More new hops coming...

On Monday night I saw Ali Capper from the British Hop Association and Paul Corbett from Charles Faram give talks on hops.



One things they seemed particularly focussed on was the wide range of British hop varieties. Despite producing only 1.6% of the world’s hops there are currently 20 varieties of hops grown in Britain, with several more in the pipeline.

Peter Darby's  breeding work continues, with developing new growing methods and disease resistance two of the focuses of the programme. Beer geeks will be pleased to hear a wilt-resistant Fuggle replacement may be coming in only three or four years! Though perhaps they'll be even more pleased that developing hops with new aromas is another aim. Already Endeavour, a descendant of Cascade has gone into production, though it doesn't have the flavour intensity of its mother (or even Bramling Cross).

There’s more information on British hop varieties here.

Hop merchants Charles Faram have also got involved in hop breeding, though they're trying a fast track approach, aiming to get varieties in production in four years compared to the normal 11!

Three varieties are at the farm trial stage:

Minstrel, which has a traditional English aroma

Archer, which is more floral and

Jester, a descendant of American hops which has the characteristic grapefruit/black currant aroma.
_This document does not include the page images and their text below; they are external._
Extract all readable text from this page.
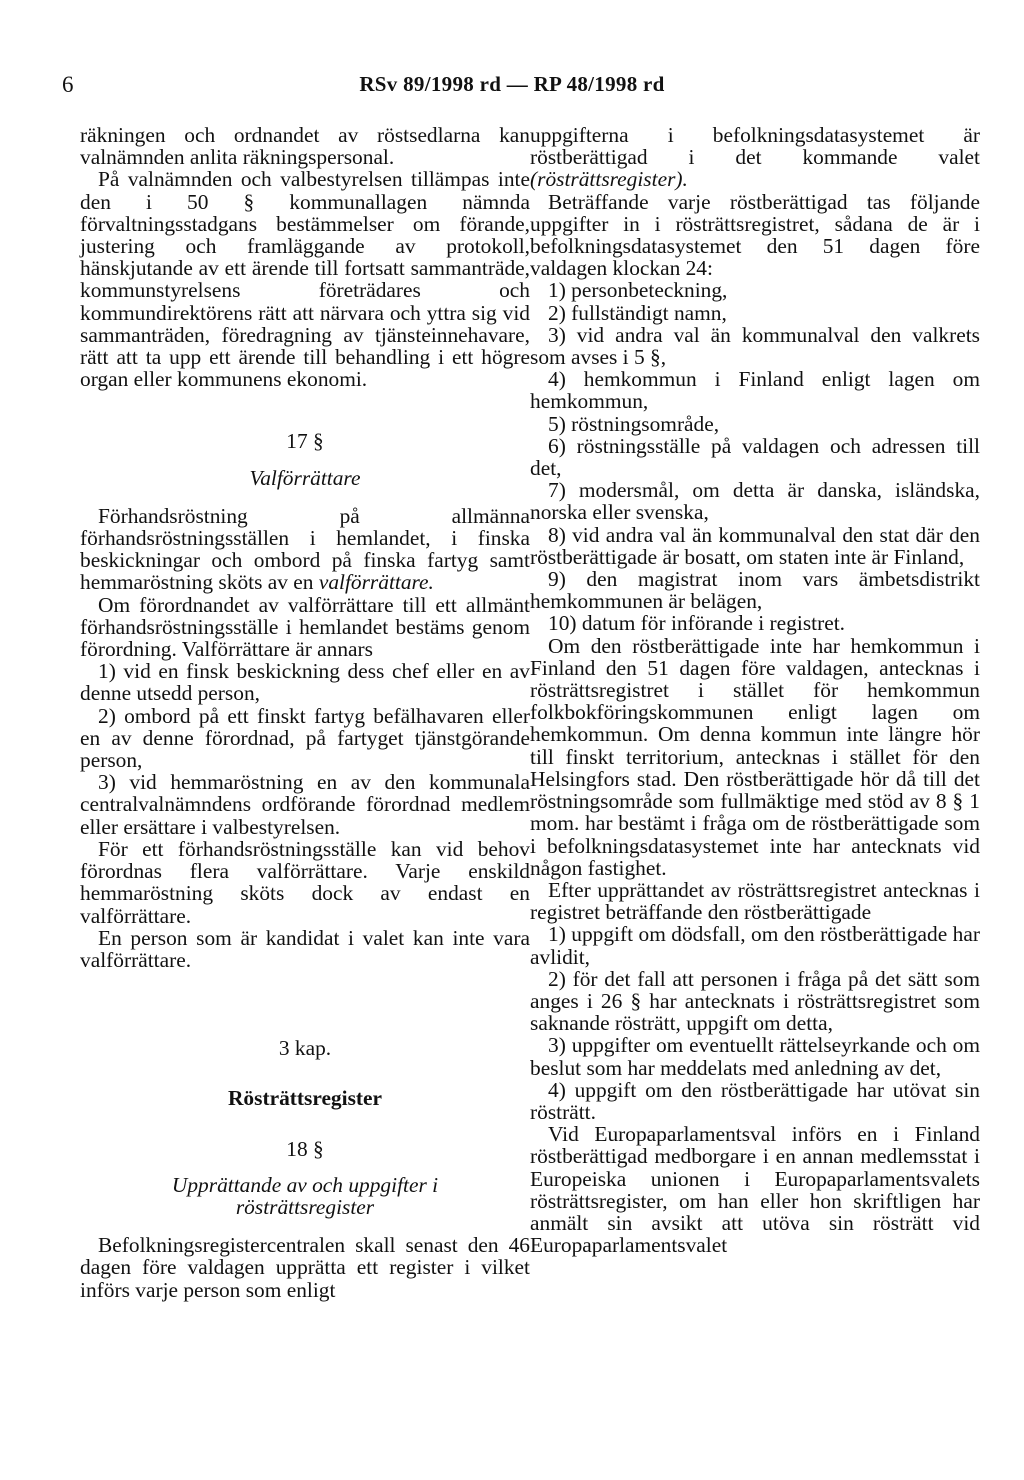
6	RSv 89/1998 rd — RP 48/1998 rd

räkningen och ordnandet av röstsedlarna kan valnämnden anlita räkningspersonal.

På valnämnden och valbestyrelsen tillämpas inte den i 50 § kommunallagen nämnda förvaltningsstadgans bestämmelser om förande, justering och framläggande av protokoll, hänskjutande av ett ärende till fortsatt sammanträde, kommunstyrelsens företrädares och kommundirektörens rätt att närvara och yttra sig vid sammanträden, föredragning av tjänsteinnehavare, rätt att ta upp ett ärende till behandling i ett högre organ eller kommunens ekonomi.

17 §

Valförrättare

Förhandsröstning på allmänna förhandsröstningsställen i hemlandet, i finska beskickningar och ombord på finska fartyg samt hemmaröstning sköts av en valförrättare.

Om förordnandet av valförrättare till ett allmänt förhandsröstningsställe i hemlandet bestäms genom förordning. Valförrättare är annars

1) vid en finsk beskickning dess chef eller en av denne utsedd person,

2) ombord på ett finskt fartyg befälhavaren eller en av denne förordnad, på fartyget tjänstgörande person,

3) vid hemmaröstning en av den kommunala centralvalnämndens ordförande förordnad medlem eller ersättare i valbestyrelsen.

För ett förhandsröstningsställe kan vid behov förordnas flera valförrättare. Varje enskild hemmaröstning sköts dock av endast en valförrättare.

En person som är kandidat i valet kan inte vara valförrättare.

3 kap.

Rösträttsregister

18 §

Upprättande av och uppgifter i rösträttsregister

Befolkningsregistercentralen skall senast den 46 dagen före valdagen upprätta ett register i vilket införs varje person som enligt

uppgifterna i befolkningsdatasystemet är röstberättigad i det kommande valet (rösträttsregister).

Beträffande varje röstberättigad tas följande uppgifter in i rösträttsregistret, sådana de är i befolkningsdatasystemet den 51 dagen före valdagen klockan 24:

1) personbeteckning,

2) fullständigt namn,

3) vid andra val än kommunalval den valkrets som avses i 5 §,

4) hemkommun i Finland enligt lagen om hemkommun,

5) röstningsområde,

6) röstningsställe på valdagen och adressen till det,

7) modersmål, om detta är danska, isländska, norska eller svenska,

8) vid andra val än kommunalval den stat där den röstberättigade är bosatt, om staten inte är Finland,

9) den magistrat inom vars ämbetsdistrikt hemkommunen är belägen,

10) datum för införande i registret.

Om den röstberättigade inte har hemkommun i Finland den 51 dagen före valdagen, antecknas i rösträttsregistret i stället för hemkommun folkbokföringskommunen enligt lagen om hemkommun. Om denna kommun inte längre hör till finskt territorium, antecknas i stället för den Helsingfors stad. Den röstberättigade hör då till det röstningsområde som fullmäktige med stöd av 8 § 1 mom. har bestämt i fråga om de röstberättigade som i befolkningsdatasystemet inte har antecknats vid någon fastighet.

Efter upprättandet av rösträttsregistret antecknas i registret beträffande den röstberättigade

1) uppgift om dödsfall, om den röstberättigade har avlidit,

2) för det fall att personen i fråga på det sätt som anges i 26 § har antecknats i rösträttsregistret som saknande rösträtt, uppgift om detta,

3) uppgifter om eventuellt rättelseyrkande och om beslut som har meddelats med anledning av det,

4) uppgift om den röstberättigade har utövat sin rösträtt.

Vid Europaparlamentsval införs en i Finland röstberättigad medborgare i en annan medlemsstat i Europeiska unionen i Europaparlamentsvalets rösträttsregister, om han eller hon skriftligen har anmält sin avsikt att utöva sin rösträtt vid Europaparlamentsvalet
10-12 other varieties are following behind them, including hops bred from Jester.

Four old English varieties have also been revived in the hope they'll meet approval with modern tastes. These are:

Keyworth's Early

Keyworth's midseason

Janus and

Bullion

I've already written about the Keyworth's so I'll say no more about them. 

Janus was another early wilt resistant variety, with a "mild Golding type aroma", which found some success in brewing trials and was grown up until at least 1972, though it seems only on a small scale (incidentally I also spotted that Tutsham held on until at least 1973 but that's another story).

Bullion dates from 1919 and was grown widely in the UK but had a strong flavour at the black currant end of things so many brewers weren't keen. It's still grown in the US.



I'm don't know whether any of these hops will be planted widely, but I'll certainly be looking out for them, and I hope that, as Ali Capper asked, more brewers list the hops they use as there's still a couple of the 20 established English varieties I don't think I've tried. A beer nerd's work is never done.